Generative AI in BigQuery DataFrames turns customer feedback into opportunities
To run a successful business, you must understand your customers’ needs and learn from their feedback. However, extracting actionable information from customer feedback is difficult. Examining and categorizing feedback can help you identify your customers’ product pain points, but it can become difficult and time-consuming as feedback grows.
Several new generative AI and ML capabilities in Google Cloud can help you build a scalable solution to this problem by allowing you to analyze unstructured customer feedback and identify top product issues.
This blog post shows how to build a solution to turn raw customer feedback into actionable intelligence.
Our solution segments and summarizes customer feedback narratives from a large dataset. The BigQuery Public Dataset of the CFPB Consumer Complaint Database will be used to demonstrate this solution. This dataset contains diverse, unstructured consumer financial product and service complaints.
The core Google Cloud capabilities we’ll use to build this solution are:
Text-bison foundation model: a large language model trained on massive text and code datasets. It can generate text, translate languages, write creative content, and answer any question. It’s in Vertex AI Generative AI.
Textembedding-gecko model: an NLP method that converts text into numerical vectors for machine learning algorithms, especially large ones. Vector representations capture word semantics and context. Generative AI on Vertex AI includes it.
The BigQuery ML K-means model clusters data for segmentation. K-means is unsupervised, so model training and evaluation don’t require labels or data splitting.
BigQuery DataFrames for ML and generative AI. BigQuery DataFrames, an open-source Python client, compiles popular Python APIs into scalable BigQuery SQL queries and API calls to simplify BigQuery and Google Cloud interactions.
Data scientists can deploy Python code as BigQuery programmable objects and integrate with data engineering pipelines, BigQuery ML, Vertex AI, LLM models, and Google Cloud services to move from data exploration to production with BigQuery DataFrames. Here are some ML use cases and supported ML capabilities.
Build a feedback segmentation and summarization solution
You can copy the notebook to follow along.
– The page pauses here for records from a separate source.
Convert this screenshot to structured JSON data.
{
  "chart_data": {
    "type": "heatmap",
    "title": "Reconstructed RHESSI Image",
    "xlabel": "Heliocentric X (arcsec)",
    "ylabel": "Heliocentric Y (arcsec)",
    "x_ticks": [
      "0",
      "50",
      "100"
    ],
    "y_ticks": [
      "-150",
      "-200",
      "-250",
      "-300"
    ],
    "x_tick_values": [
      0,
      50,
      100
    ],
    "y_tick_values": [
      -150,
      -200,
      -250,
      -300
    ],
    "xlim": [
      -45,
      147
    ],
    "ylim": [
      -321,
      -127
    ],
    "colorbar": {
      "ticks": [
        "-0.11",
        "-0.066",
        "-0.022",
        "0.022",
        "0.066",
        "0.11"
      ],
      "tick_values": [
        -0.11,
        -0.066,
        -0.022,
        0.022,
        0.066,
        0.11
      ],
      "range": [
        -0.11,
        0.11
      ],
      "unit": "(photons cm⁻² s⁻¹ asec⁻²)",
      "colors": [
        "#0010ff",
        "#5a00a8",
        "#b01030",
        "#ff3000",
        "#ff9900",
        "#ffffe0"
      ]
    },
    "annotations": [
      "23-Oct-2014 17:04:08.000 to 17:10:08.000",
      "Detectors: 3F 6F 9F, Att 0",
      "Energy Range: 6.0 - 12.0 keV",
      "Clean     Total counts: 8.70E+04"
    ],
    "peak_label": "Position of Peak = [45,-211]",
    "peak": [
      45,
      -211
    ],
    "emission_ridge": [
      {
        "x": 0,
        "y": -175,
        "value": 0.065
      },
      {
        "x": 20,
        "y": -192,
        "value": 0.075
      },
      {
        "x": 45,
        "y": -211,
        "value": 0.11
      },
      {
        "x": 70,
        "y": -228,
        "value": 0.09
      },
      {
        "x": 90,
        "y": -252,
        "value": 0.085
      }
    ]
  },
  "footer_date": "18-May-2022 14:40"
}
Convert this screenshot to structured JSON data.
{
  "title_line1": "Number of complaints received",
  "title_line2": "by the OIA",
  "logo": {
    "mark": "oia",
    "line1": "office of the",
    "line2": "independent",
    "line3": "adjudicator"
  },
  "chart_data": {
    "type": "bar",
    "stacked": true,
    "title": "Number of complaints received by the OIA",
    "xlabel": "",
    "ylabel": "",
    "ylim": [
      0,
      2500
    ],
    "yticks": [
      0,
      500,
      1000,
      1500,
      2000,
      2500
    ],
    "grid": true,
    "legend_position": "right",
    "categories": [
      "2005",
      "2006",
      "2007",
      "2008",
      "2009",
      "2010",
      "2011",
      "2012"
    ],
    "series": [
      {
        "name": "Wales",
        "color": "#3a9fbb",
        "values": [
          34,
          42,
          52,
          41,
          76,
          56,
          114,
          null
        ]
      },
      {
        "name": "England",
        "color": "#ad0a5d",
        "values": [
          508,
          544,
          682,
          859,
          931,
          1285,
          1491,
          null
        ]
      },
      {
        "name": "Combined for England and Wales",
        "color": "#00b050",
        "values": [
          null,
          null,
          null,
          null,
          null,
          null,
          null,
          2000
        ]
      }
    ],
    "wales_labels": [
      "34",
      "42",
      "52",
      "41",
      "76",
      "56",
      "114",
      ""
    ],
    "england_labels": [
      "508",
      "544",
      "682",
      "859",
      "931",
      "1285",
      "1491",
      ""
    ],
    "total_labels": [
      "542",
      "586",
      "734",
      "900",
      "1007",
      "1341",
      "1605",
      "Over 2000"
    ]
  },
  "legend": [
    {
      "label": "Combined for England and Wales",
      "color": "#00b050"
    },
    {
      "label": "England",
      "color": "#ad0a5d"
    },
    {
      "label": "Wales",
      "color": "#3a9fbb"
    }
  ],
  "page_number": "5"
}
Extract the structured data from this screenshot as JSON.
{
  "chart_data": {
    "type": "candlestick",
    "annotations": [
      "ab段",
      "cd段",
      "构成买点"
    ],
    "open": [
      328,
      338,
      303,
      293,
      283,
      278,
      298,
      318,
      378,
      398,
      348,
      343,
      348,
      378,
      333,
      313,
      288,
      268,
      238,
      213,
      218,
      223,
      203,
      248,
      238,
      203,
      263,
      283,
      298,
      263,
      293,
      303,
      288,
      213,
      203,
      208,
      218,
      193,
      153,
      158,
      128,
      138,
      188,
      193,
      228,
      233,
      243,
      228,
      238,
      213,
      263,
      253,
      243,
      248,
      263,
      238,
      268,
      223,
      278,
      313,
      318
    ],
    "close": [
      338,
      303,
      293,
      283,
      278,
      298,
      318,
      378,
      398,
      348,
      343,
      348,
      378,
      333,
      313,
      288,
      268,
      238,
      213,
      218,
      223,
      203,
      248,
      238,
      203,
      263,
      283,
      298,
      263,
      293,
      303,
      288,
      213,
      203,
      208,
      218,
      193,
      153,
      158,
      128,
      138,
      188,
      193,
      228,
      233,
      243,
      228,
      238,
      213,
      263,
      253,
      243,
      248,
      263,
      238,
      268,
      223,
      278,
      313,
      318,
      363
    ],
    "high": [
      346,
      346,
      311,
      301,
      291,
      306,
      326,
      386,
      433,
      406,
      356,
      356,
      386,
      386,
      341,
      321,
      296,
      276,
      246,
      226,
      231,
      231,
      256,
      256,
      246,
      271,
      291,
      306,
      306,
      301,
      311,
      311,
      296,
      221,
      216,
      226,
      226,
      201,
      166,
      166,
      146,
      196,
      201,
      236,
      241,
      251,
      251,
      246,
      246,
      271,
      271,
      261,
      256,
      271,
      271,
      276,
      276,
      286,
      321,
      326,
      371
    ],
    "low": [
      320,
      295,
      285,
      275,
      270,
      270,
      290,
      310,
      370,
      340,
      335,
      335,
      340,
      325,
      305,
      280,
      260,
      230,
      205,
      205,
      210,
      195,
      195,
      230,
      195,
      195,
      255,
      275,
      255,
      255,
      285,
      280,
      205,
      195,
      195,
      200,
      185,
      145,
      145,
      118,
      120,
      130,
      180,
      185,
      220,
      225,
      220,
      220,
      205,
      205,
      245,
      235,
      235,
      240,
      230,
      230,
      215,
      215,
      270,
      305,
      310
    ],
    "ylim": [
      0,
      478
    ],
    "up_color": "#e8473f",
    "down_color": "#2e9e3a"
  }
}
Using BigQuery DataFrames to cluster and characterize complaints lets you run this solution in Colab using your Google Cloud project.
Data loading and preparation
You must import BigQuery DataFrames’ pandas library and set the Google Cloud project and location for the BigQuery session to use it.
To manipulate and transform this DataFrame, use bigframes.pandas as usual, but calculations will happen in BigQuery instead of your local environment. BigQuery DataFrames supports 400+ pandas functions. The list is in the documentation.
This solution isolates the DataFrame’s consumer_complaint_narrative column, which contains the original complaint as unstructured text, and drops rows with NULL values for that field using the dropna() panda.
Before applying clustering models to unstructured text data, embeddings, or numerical vectors, must be created. Fortunately, BigQuery DataFrames can create these embeddings using the text-embedding-gecko model, PaLM2TextEmbeddingGenerator.
This model is imported and used to create embeddings for each row of the DataFrame, creating a new DataFrame with the embedding and unstructured text.
You can train the k-means model with the 10,000 complaint text embeddings.
The unsupervised machine learning algorithm K-means clustering divides data points into a predefined number of clusters. By minimizing the distance between data points and their cluster centers and maximizing cluster separation, this algorithm clusters data points.
The bigframes.ml package creates k-means models. The following code imports the k-means model, trains it using embeddings with 10 clusters, and predicts the cluster for each complaint in the DataFrame.
LLM model prompt
Ten groups of complaints exist now. How do complaints in each cluster differ? A large language model (LLM) can explain these differences. This example compares complaints between two clusters using the LLM.
The LLM prompt must be prepared first. Take five complaints from clusters #1 and #2 and join them with a string of text asking the LLM to find the biggest difference.
LLM provided a clear and insightful assessment of how the two clusters differ. You could add insights and summaries for all cluster complaints to this solution.